People Are Not Always Rational
Finally, people aren't particularly rational about risk. Shortly after the shootings at Virginia Tech, I wrote in this column:
"Ironically, FBI statistics show that the murder and non-negligent manslaughter rate in the United States has been steadily falling since 1993, from 9.5 per 100,000 people in 1993 to 5.6 in 2005. College and universities are even safer. In 2005 there were 5 murders and non-negligent manslaughters on campus out of a population 6.3 million students. The resulting 0.08 per 100,000 students is less than 2% of the national average....Stated differently, even if an event like the one at Virginia Tech were to happen every year, a student is far more likely to be murdered while home on summer vacation than on campus during the academic year."
And how much traction did that argument have with concerned parents?

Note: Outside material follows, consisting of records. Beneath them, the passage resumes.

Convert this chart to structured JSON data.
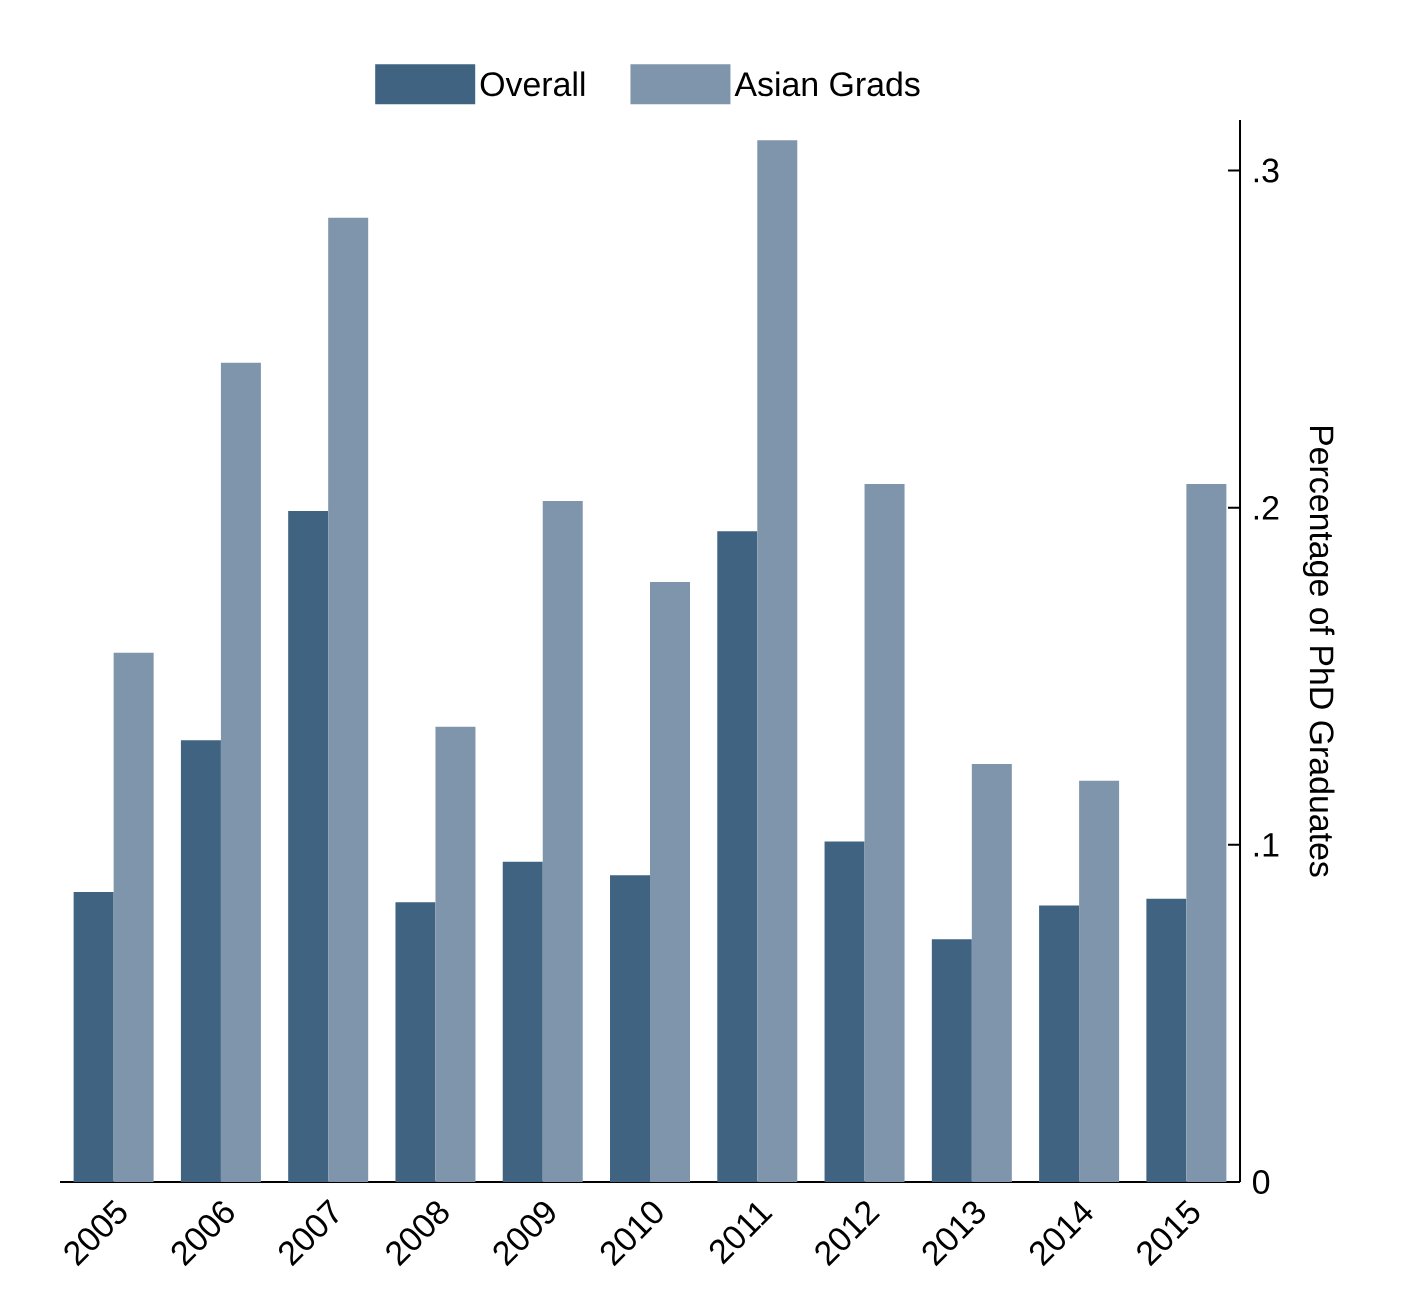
{
  "chart_data": {
    "type": "bar",
    "categories": [
      "2005",
      "2006",
      "2007",
      "2008",
      "2009",
      "2010",
      "2011",
      "2012",
      "2013",
      "2014",
      "2015"
    ],
    "series": [
      {
        "name": "Overall",
        "color": "#3f6380",
        "values": [
          0.086,
          0.131,
          0.199,
          0.083,
          0.095,
          0.091,
          0.193,
          0.101,
          0.072,
          0.082,
          0.084
        ]
      },
      {
        "name": "Asian Grads",
        "color": "#7f95ab",
        "values": [
          0.157,
          0.243,
          0.286,
          0.135,
          0.202,
          0.178,
          0.309,
          0.207,
          0.124,
          0.119,
          0.207
        ]
      }
    ],
    "ylabel": "Percentage of PhD Graduates",
    "ylim": [
      0,
      0.315
    ],
    "yticks": [
      0,
      {
        "value": 0.1,
        "label": ".1"
      },
      {
        "value": 0.2,
        "label": ".2"
      },
      {
        "value": 0.3,
        "label": ".3"
      }
    ],
    "legend": "top",
    "grid": false
  }
}
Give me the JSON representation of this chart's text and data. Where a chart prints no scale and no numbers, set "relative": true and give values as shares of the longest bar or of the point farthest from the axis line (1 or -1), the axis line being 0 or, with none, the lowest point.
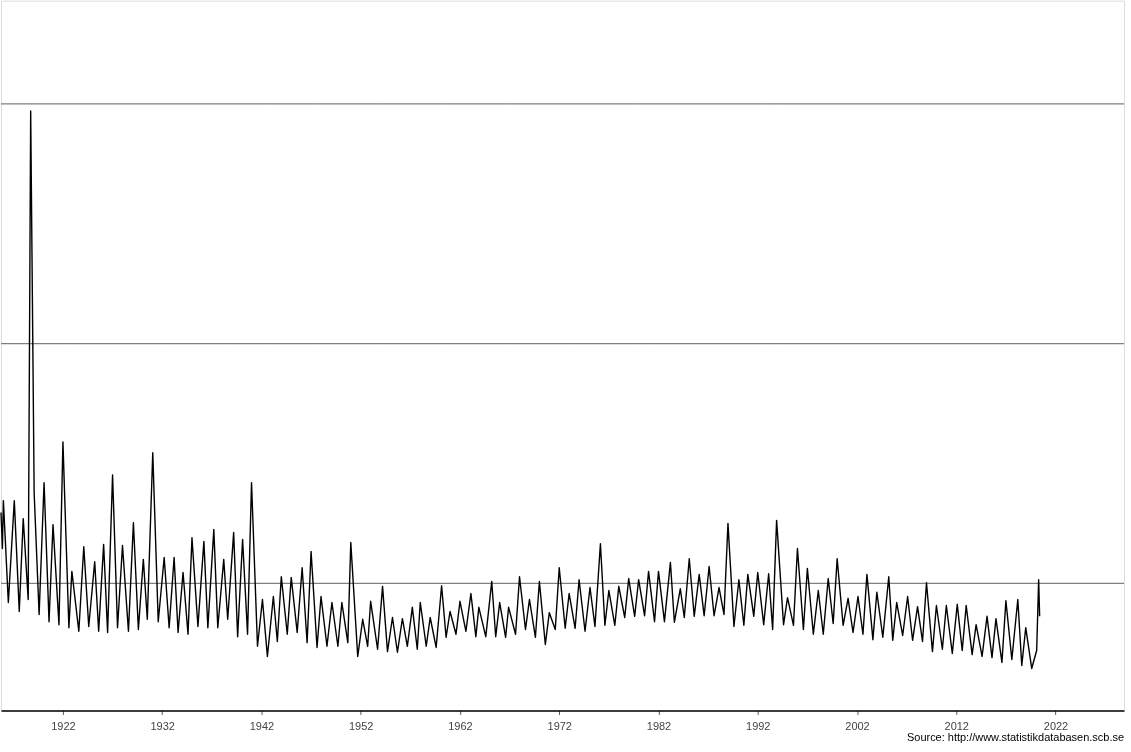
{
  "chart_data": {
    "type": "line",
    "relative": true,
    "tick_labels": "x",
    "x": [
      1915.76,
      1915.9,
      1916.0,
      1916.5,
      1917.1,
      1917.6,
      1918.0,
      1918.5,
      1918.75,
      1919.1,
      1919.6,
      1920.1,
      1920.6,
      1921.0,
      1921.6,
      1922.0,
      1922.6,
      1922.9,
      1923.6,
      1924.1,
      1924.6,
      1925.2,
      1925.6,
      1926.1,
      1926.5,
      1927.0,
      1927.5,
      1928.0,
      1928.6,
      1929.1,
      1929.6,
      1930.1,
      1930.5,
      1931.05,
      1931.6,
      1932.2,
      1932.7,
      1933.2,
      1933.6,
      1934.1,
      1934.6,
      1935.0,
      1935.6,
      1936.2,
      1936.6,
      1937.2,
      1937.6,
      1938.2,
      1938.6,
      1939.2,
      1939.6,
      1940.1,
      1940.6,
      1941.0,
      1941.6,
      1942.1,
      1942.6,
      1943.2,
      1943.6,
      1944.0,
      1944.6,
      1945.0,
      1945.6,
      1946.1,
      1946.6,
      1947.0,
      1947.6,
      1948.0,
      1948.6,
      1949.1,
      1949.7,
      1950.1,
      1950.7,
      1951.0,
      1951.7,
      1952.2,
      1952.7,
      1953.0,
      1953.7,
      1954.2,
      1954.7,
      1955.2,
      1955.7,
      1956.2,
      1956.7,
      1957.2,
      1957.7,
      1958.0,
      1958.6,
      1959.0,
      1959.6,
      1960.15,
      1960.6,
      1961.0,
      1961.6,
      1962.0,
      1962.6,
      1963.1,
      1963.6,
      1963.9,
      1964.6,
      1965.2,
      1965.6,
      1966.0,
      1966.6,
      1966.9,
      1967.6,
      1968.0,
      1968.6,
      1969.0,
      1969.6,
      1970.0,
      1970.6,
      1971.0,
      1971.6,
      1972.0,
      1972.6,
      1973.0,
      1973.6,
      1974.0,
      1974.6,
      1975.1,
      1975.6,
      1976.15,
      1976.6,
      1977.0,
      1977.6,
      1978.0,
      1978.6,
      1979.0,
      1979.6,
      1980.0,
      1980.6,
      1981.0,
      1981.6,
      1982.0,
      1982.6,
      1983.2,
      1983.6,
      1984.2,
      1984.6,
      1985.1,
      1985.6,
      1986.1,
      1986.6,
      1987.1,
      1987.6,
      1988.1,
      1988.6,
      1989.0,
      1989.6,
      1990.1,
      1990.6,
      1991.0,
      1991.6,
      1992.0,
      1992.6,
      1993.1,
      1993.5,
      1993.9,
      1994.6,
      1995.0,
      1995.6,
      1996.0,
      1996.6,
      1997.0,
      1997.6,
      1998.1,
      1998.6,
      1999.1,
      1999.6,
      2000.0,
      2000.6,
      2001.1,
      2001.6,
      2002.1,
      2002.6,
      2003.0,
      2003.6,
      2004.0,
      2004.6,
      2005.2,
      2005.6,
      2006.0,
      2006.6,
      2007.1,
      2007.6,
      2008.1,
      2008.6,
      2009.0,
      2009.6,
      2010.0,
      2010.6,
      2011.0,
      2011.6,
      2012.1,
      2012.6,
      2013.0,
      2013.6,
      2014.0,
      2014.6,
      2015.1,
      2015.6,
      2016.0,
      2016.6,
      2017.0,
      2017.6,
      2018.2,
      2018.6,
      2019.0,
      2019.6,
      2020.1,
      2020.3,
      2020.4
    ],
    "series": [
      {
        "color": "#000000",
        "values": [
          0.33,
          0.27,
          0.35,
          0.18,
          0.35,
          0.165,
          0.32,
          0.185,
          1.0,
          0.363,
          0.16,
          0.38,
          0.148,
          0.31,
          0.143,
          0.448,
          0.138,
          0.232,
          0.132,
          0.273,
          0.14,
          0.248,
          0.132,
          0.277,
          0.13,
          0.393,
          0.138,
          0.275,
          0.132,
          0.313,
          0.135,
          0.252,
          0.152,
          0.43,
          0.148,
          0.255,
          0.138,
          0.255,
          0.13,
          0.23,
          0.127,
          0.288,
          0.14,
          0.282,
          0.138,
          0.302,
          0.138,
          0.252,
          0.152,
          0.297,
          0.123,
          0.285,
          0.127,
          0.38,
          0.107,
          0.185,
          0.09,
          0.19,
          0.115,
          0.223,
          0.127,
          0.222,
          0.13,
          0.238,
          0.113,
          0.265,
          0.105,
          0.19,
          0.107,
          0.18,
          0.107,
          0.18,
          0.113,
          0.28,
          0.09,
          0.152,
          0.107,
          0.182,
          0.102,
          0.207,
          0.098,
          0.155,
          0.097,
          0.153,
          0.107,
          0.172,
          0.102,
          0.18,
          0.107,
          0.155,
          0.105,
          0.208,
          0.122,
          0.165,
          0.127,
          0.182,
          0.132,
          0.195,
          0.123,
          0.172,
          0.123,
          0.215,
          0.123,
          0.18,
          0.122,
          0.172,
          0.127,
          0.223,
          0.135,
          0.185,
          0.122,
          0.215,
          0.11,
          0.163,
          0.135,
          0.238,
          0.137,
          0.195,
          0.137,
          0.218,
          0.132,
          0.205,
          0.14,
          0.278,
          0.142,
          0.2,
          0.142,
          0.207,
          0.155,
          0.22,
          0.157,
          0.218,
          0.158,
          0.232,
          0.148,
          0.232,
          0.148,
          0.247,
          0.147,
          0.203,
          0.155,
          0.253,
          0.157,
          0.227,
          0.158,
          0.24,
          0.158,
          0.205,
          0.16,
          0.312,
          0.14,
          0.218,
          0.142,
          0.227,
          0.157,
          0.23,
          0.143,
          0.228,
          0.135,
          0.317,
          0.143,
          0.188,
          0.142,
          0.27,
          0.135,
          0.237,
          0.127,
          0.2,
          0.127,
          0.22,
          0.145,
          0.253,
          0.142,
          0.187,
          0.13,
          0.19,
          0.127,
          0.227,
          0.118,
          0.197,
          0.122,
          0.223,
          0.117,
          0.18,
          0.125,
          0.19,
          0.117,
          0.173,
          0.115,
          0.213,
          0.098,
          0.175,
          0.102,
          0.175,
          0.095,
          0.177,
          0.1,
          0.175,
          0.093,
          0.143,
          0.09,
          0.157,
          0.088,
          0.153,
          0.08,
          0.183,
          0.085,
          0.185,
          0.075,
          0.138,
          0.07,
          0.1,
          0.218,
          0.157
        ]
      }
    ],
    "xlim": [
      1915.76,
      2028.9
    ],
    "xticks": [
      1922,
      1932,
      1942,
      1952,
      1962,
      1972,
      1982,
      1992,
      2002,
      2012,
      2022
    ],
    "ref_lines": [
      {
        "axis": "y",
        "value": 0.212,
        "color": "#808080"
      },
      {
        "axis": "y",
        "value": 0.612,
        "color": "#808080"
      },
      {
        "axis": "y",
        "value": 1.012,
        "color": "#808080"
      }
    ],
    "annotations": [
      "Source: http://www.statistikdatabasen.scb.se"
    ]
  }
}
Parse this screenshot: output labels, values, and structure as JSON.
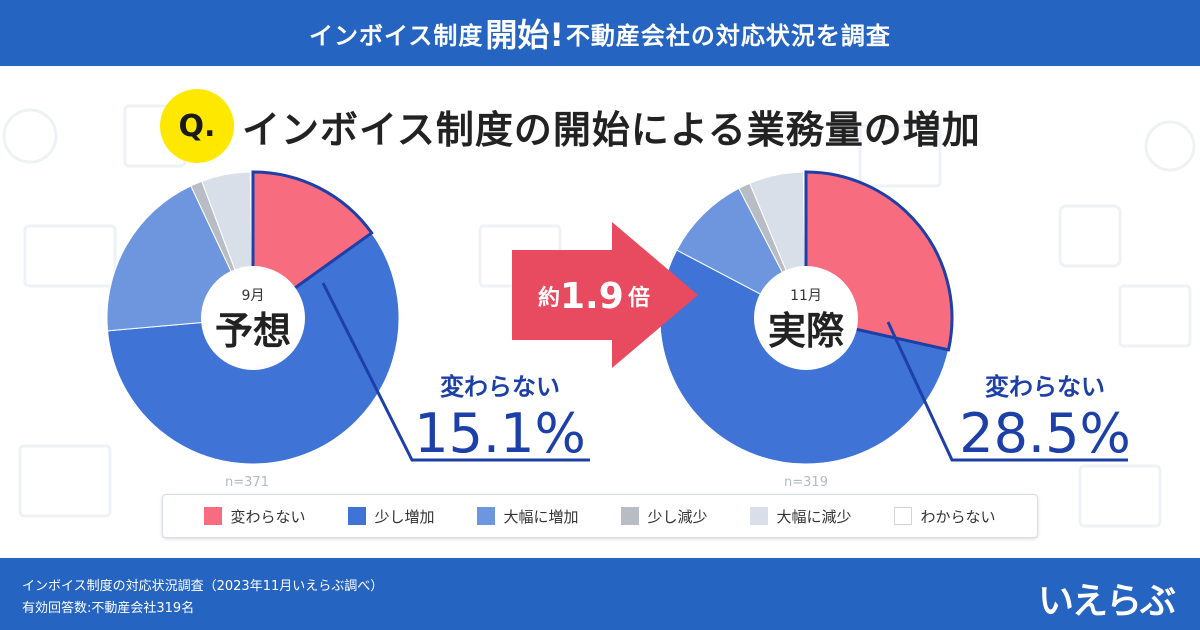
{
  "header": {
    "part1": "インボイス制度",
    "part2": "開始!",
    "part3": "不動産会社の対応状況を調査"
  },
  "question": {
    "badge": "Q.",
    "text": "インボイス制度の開始による業務量の増加"
  },
  "colors": {
    "header_bg": "#2564c1",
    "no_change": "#f76c7f",
    "slight_increase": "#3f73d6",
    "large_increase": "#6d96df",
    "slight_decrease": "#b8bcc4",
    "large_decrease": "#d9dfe8",
    "unknown": "#ffffff",
    "arrow": "#e84a5f",
    "highlight_line": "#1d3fa8"
  },
  "chart_data": [
    {
      "type": "pie",
      "title": "予想",
      "month": "9月",
      "n_label": "n=371",
      "categories": [
        "変わらない",
        "少し増加",
        "大幅に増加",
        "少し減少",
        "大幅に減少",
        "わからない"
      ],
      "values": [
        15.1,
        58.5,
        19.4,
        1.3,
        5.4,
        0.3
      ],
      "highlight_label": "変わらない",
      "highlight_value": "15.1%"
    },
    {
      "type": "pie",
      "title": "実際",
      "month": "11月",
      "n_label": "n=319",
      "categories": [
        "変わらない",
        "少し増加",
        "大幅に増加",
        "少し減少",
        "大幅に減少",
        "わからない"
      ],
      "values": [
        28.5,
        54.2,
        9.7,
        1.3,
        6.0,
        0.3
      ],
      "highlight_label": "変わらない",
      "highlight_value": "28.5%"
    }
  ],
  "arrow": {
    "prefix": "約",
    "value": "1.9",
    "suffix": "倍"
  },
  "legend": [
    {
      "label": "変わらない",
      "color": "#f76c7f"
    },
    {
      "label": "少し増加",
      "color": "#3f73d6"
    },
    {
      "label": "大幅に増加",
      "color": "#6d96df"
    },
    {
      "label": "少し減少",
      "color": "#b8bcc4"
    },
    {
      "label": "大幅に減少",
      "color": "#d9dfe8"
    },
    {
      "label": "わからない",
      "color": "#ffffff"
    }
  ],
  "footer": {
    "line1": "インボイス制度の対応状況調査（2023年11月いえらぶ調べ）",
    "line2": "有効回答数:不動産会社319名",
    "logo": "いえらぶ"
  }
}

Were our subsequent activities to develop prevention and response plans based on a structured cost-benefit analysis? No. They were based on the concerns of students and their parents.

Common Sense?
I am an avid spreadsheet user; at last count there are more than 1,865 of them on my computer. But reality is sometimes summarized by that often-quoted line, "Life is not a spreadsheet." Reducing a complex problem to single number or ratio is not easy or necessarily good policy.

On the other hand, we can't just fly by the seat-of-pants and rely on "common sense" either. The real world is complicated and common sense is frequently wrong as we seldom know all of the relevant details or understand the complex interactions and the human side of the equation. And sometimes, common sense can be shown to be mathematically flat out wrong. The "Monty Hall Problem," a sophisticated statistical concept named after the old TV show "Let's Make a Deal" hosted by Monty Hall, is a famous illustration that common sense is sometimes nonsense.

Simplistic analysis frequently falls short, complex analysis is just that, and common sense isn't always up to the task. This leaves us with a need for quantitative analysis, tempered with a healthy dose of common sense, and a clear understanding that "common-sense" is sometimes nonsense. Sounds a lot like a committee with a couple of vocal skeptics.